My daughter was strangely silent. She wanted to know how her son liked the movie. He’s 11 and, predictably, he loved the action scenes. He’s looking forward to seeing it again in 3-D. She didn’t want to talk about the movie around her son, because she didn’t want to spoil it for him.
But, when we were alone she asked if I knew the film was made by Rupert Murdoch.

I didn’t. But what difference did that make?
She answered, Murdoch wouldn’t make a film that didn’t project his values, so there’s probably a hidden message in there somewhere that I’m not seeing.
I thought maybe Murdoch wanted to be first out the door with the new filmmaking technology.

The technology is not that new; it’s been done before, she answered.
Look, I said, it’s a film about people freeing themselves from a colonial oppressor. How could that be a reactionary theme?

She said, maybe the message is that “the other,” the people being colonized, the brown people, the racially different people, can’t really succeed at throwing off their oppressor until some white guy helps them? Maybe that’s the real message of the film? Maybe Murdoch is trying to tell us that all other cultures really are inferior to ours, and they don’t stand a chance unless we help them.
OMG (as they say on Twitter).

That was a learning moment. She’s right, of course. When Americans think about the Vietnam War, the strongest images we have are of the protest movement that tried to end it. Both the left and right believe the protest movement was the reason the war ended. But the reason the war ended was because the Vietnamese won. It wasn’t a protest movement that forced the U. S. evacuation from the roof of the Embassy in what is now Ho Chi Minh City, it was the Vietnamese people. But Americans are so ethnocentric, so convinced of their own superiority, that they have to believe that somehow they caused it. It’s inconceivable to us that an indigenous population could do something like that on their own. Of course Americans should protest U. S. imperialist adventures in the Middle East, Colombia, etc.

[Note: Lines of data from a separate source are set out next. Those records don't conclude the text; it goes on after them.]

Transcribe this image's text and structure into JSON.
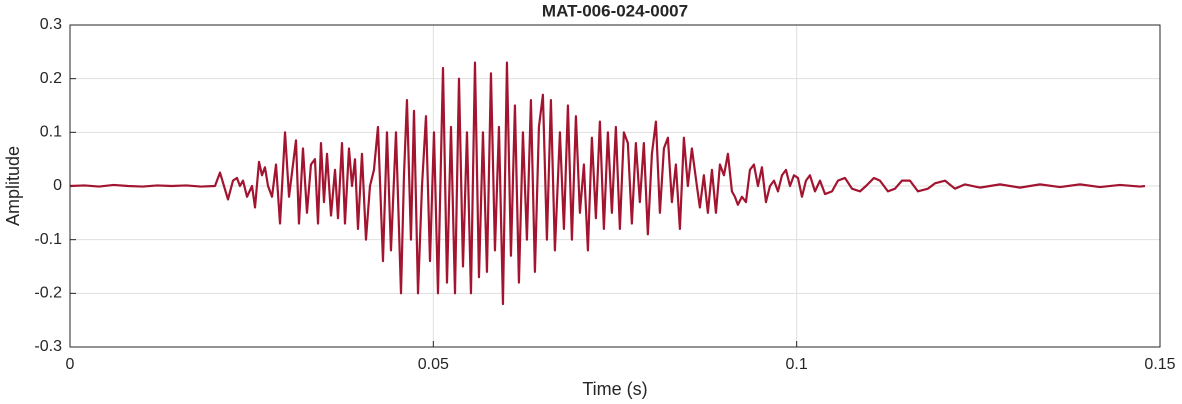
{
  "chart_data": {
    "type": "line",
    "title": "MAT-006-024-0007",
    "xlabel": "Time (s)",
    "ylabel": "Amplitude",
    "color": "#a2142f",
    "grid": true,
    "xlim": [
      0,
      0.15
    ],
    "xticks": [
      0,
      0.05,
      0.1,
      0.15
    ],
    "ylim": [
      -0.3,
      0.3
    ],
    "yticks": [
      0.3,
      0.2,
      0.1,
      0,
      -0.1,
      -0.2,
      -0.3
    ],
    "x": [
      0,
      0.002,
      0.004,
      0.006,
      0.008,
      0.01,
      0.012,
      0.014,
      0.016,
      0.018,
      0.01995,
      0.02064,
      0.02119,
      0.02174,
      0.02243,
      0.02298,
      0.02339,
      0.02381,
      0.02436,
      0.02505,
      0.02546,
      0.02601,
      0.02642,
      0.02683,
      0.02725,
      0.0278,
      0.02835,
      0.0289,
      0.02959,
      0.03014,
      0.03069,
      0.0311,
      0.03151,
      0.03206,
      0.03261,
      0.03316,
      0.03371,
      0.03413,
      0.03454,
      0.03495,
      0.03537,
      0.03592,
      0.03647,
      0.03688,
      0.03743,
      0.03784,
      0.03839,
      0.03881,
      0.03922,
      0.03963,
      0.04018,
      0.04073,
      0.04128,
      0.04183,
      0.04238,
      0.04307,
      0.04362,
      0.04417,
      0.04486,
      0.04555,
      0.04596,
      0.04637,
      0.04692,
      0.04734,
      0.04789,
      0.04844,
      0.04899,
      0.04954,
      0.05009,
      0.05064,
      0.05133,
      0.05188,
      0.05243,
      0.05298,
      0.05353,
      0.05408,
      0.05463,
      0.05518,
      0.05573,
      0.05628,
      0.05683,
      0.05738,
      0.05793,
      0.05848,
      0.05903,
      0.05958,
      0.06013,
      0.06068,
      0.06123,
      0.06178,
      0.06233,
      0.06288,
      0.06343,
      0.06398,
      0.06453,
      0.06508,
      0.06563,
      0.06618,
      0.06673,
      0.06742,
      0.06797,
      0.06852,
      0.06907,
      0.06962,
      0.07017,
      0.07072,
      0.07127,
      0.07182,
      0.07237,
      0.07292,
      0.07347,
      0.07402,
      0.07457,
      0.07512,
      0.07567,
      0.07622,
      0.07677,
      0.07732,
      0.07787,
      0.07842,
      0.07897,
      0.07952,
      0.08008,
      0.08063,
      0.08118,
      0.08173,
      0.08228,
      0.08283,
      0.08338,
      0.08393,
      0.08448,
      0.08503,
      0.08558,
      0.08627,
      0.08668,
      0.08723,
      0.08778,
      0.08834,
      0.08889,
      0.08944,
      0.08999,
      0.09054,
      0.09109,
      0.0915,
      0.09191,
      0.09247,
      0.09302,
      0.09357,
      0.09412,
      0.09467,
      0.09522,
      0.09577,
      0.09633,
      0.09688,
      0.09743,
      0.09798,
      0.09853,
      0.09908,
      0.09963,
      0.10018,
      0.10073,
      0.10128,
      0.10183,
      0.10252,
      0.10321,
      0.1039,
      0.10486,
      0.10568,
      0.10665,
      0.10761,
      0.10871,
      0.10954,
      0.11064,
      0.11146,
      0.11256,
      0.11353,
      0.11449,
      0.11559,
      0.11669,
      0.11807,
      0.11903,
      0.12041,
      0.12178,
      0.12316,
      0.12522,
      0.12798,
      0.13073,
      0.13348,
      0.13623,
      0.13899,
      0.14174,
      0.14449,
      0.14724,
      0.14793
    ],
    "values": [
      0,
      0.001,
      -0.001,
      0.002,
      0,
      -0.001,
      0.001,
      0,
      0.001,
      -0.001,
      0,
      0.025,
      0,
      -0.025,
      0.01,
      0.015,
      0,
      0.01,
      -0.02,
      0,
      -0.04,
      0.045,
      0.02,
      0.035,
      0,
      -0.02,
      0.04,
      -0.07,
      0.1,
      -0.02,
      0.04,
      0.085,
      -0.07,
      0.07,
      -0.05,
      0.04,
      0.05,
      -0.07,
      0.08,
      -0.03,
      0.06,
      -0.055,
      0.03,
      -0.06,
      0.08,
      -0.07,
      0.07,
      0,
      0.05,
      -0.08,
      0.06,
      -0.1,
      0,
      0.03,
      0.11,
      -0.14,
      0.1,
      -0.12,
      0.1,
      -0.2,
      0.02,
      0.16,
      -0.1,
      0.14,
      -0.2,
      0,
      0.13,
      -0.14,
      0.1,
      -0.2,
      0.22,
      -0.18,
      0.11,
      -0.2,
      0.2,
      -0.15,
      0.1,
      -0.2,
      0.23,
      -0.17,
      0.1,
      -0.16,
      0.21,
      -0.12,
      0.11,
      -0.22,
      0.23,
      -0.13,
      0.15,
      -0.18,
      0.1,
      -0.1,
      0.16,
      -0.16,
      0.11,
      0.17,
      -0.1,
      0.16,
      -0.12,
      0.1,
      -0.08,
      0.15,
      -0.1,
      0.13,
      -0.05,
      0.04,
      -0.12,
      0.09,
      -0.06,
      0.12,
      -0.08,
      0.1,
      -0.05,
      0.11,
      -0.08,
      0.1,
      0.08,
      -0.07,
      0.08,
      -0.03,
      0.08,
      -0.09,
      0.06,
      0.12,
      -0.05,
      0.07,
      0.09,
      -0.03,
      0.04,
      -0.08,
      0.09,
      0,
      0.07,
      0,
      -0.04,
      0.02,
      -0.05,
      0.03,
      -0.05,
      0.04,
      0.02,
      0.06,
      -0.01,
      -0.02,
      -0.035,
      -0.02,
      -0.03,
      0.03,
      0.04,
      0,
      0.035,
      -0.03,
      0,
      0.01,
      -0.01,
      0.02,
      0.03,
      0,
      0.02,
      0.015,
      -0.02,
      0.01,
      0.02,
      -0.01,
      0.01,
      -0.015,
      -0.01,
      0.01,
      0.015,
      -0.005,
      -0.01,
      0,
      0.015,
      0.01,
      -0.01,
      -0.005,
      0.01,
      0.01,
      -0.01,
      -0.005,
      0.005,
      0.01,
      -0.005,
      0.003,
      -0.003,
      0.003,
      -0.003,
      0.003,
      -0.002,
      0.003,
      -0.002,
      0.002,
      -0.001,
      0
    ]
  }
}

We should do this because if we do not object, then we are accomplices in the murder and genocide of another people. And we should elect people who will put an end to war as an instrument of government policy (we thought we did that with Obama). But we should understand that it is only the people of Afghanistan, of Palestine, of Colombia that can make decisions affecting their own destiny. In “Avatar” the white demi-god makes all the decisions and organizes the revolt. That’s not the way it happens.

A sucker-punch is when someone slugs you when you’re not looking.
I learned that the next time Rupert Murdoch offers me something on a silver platter, I’ll look at it more closely.

I also learned that my grandson has a pretty smart mommy.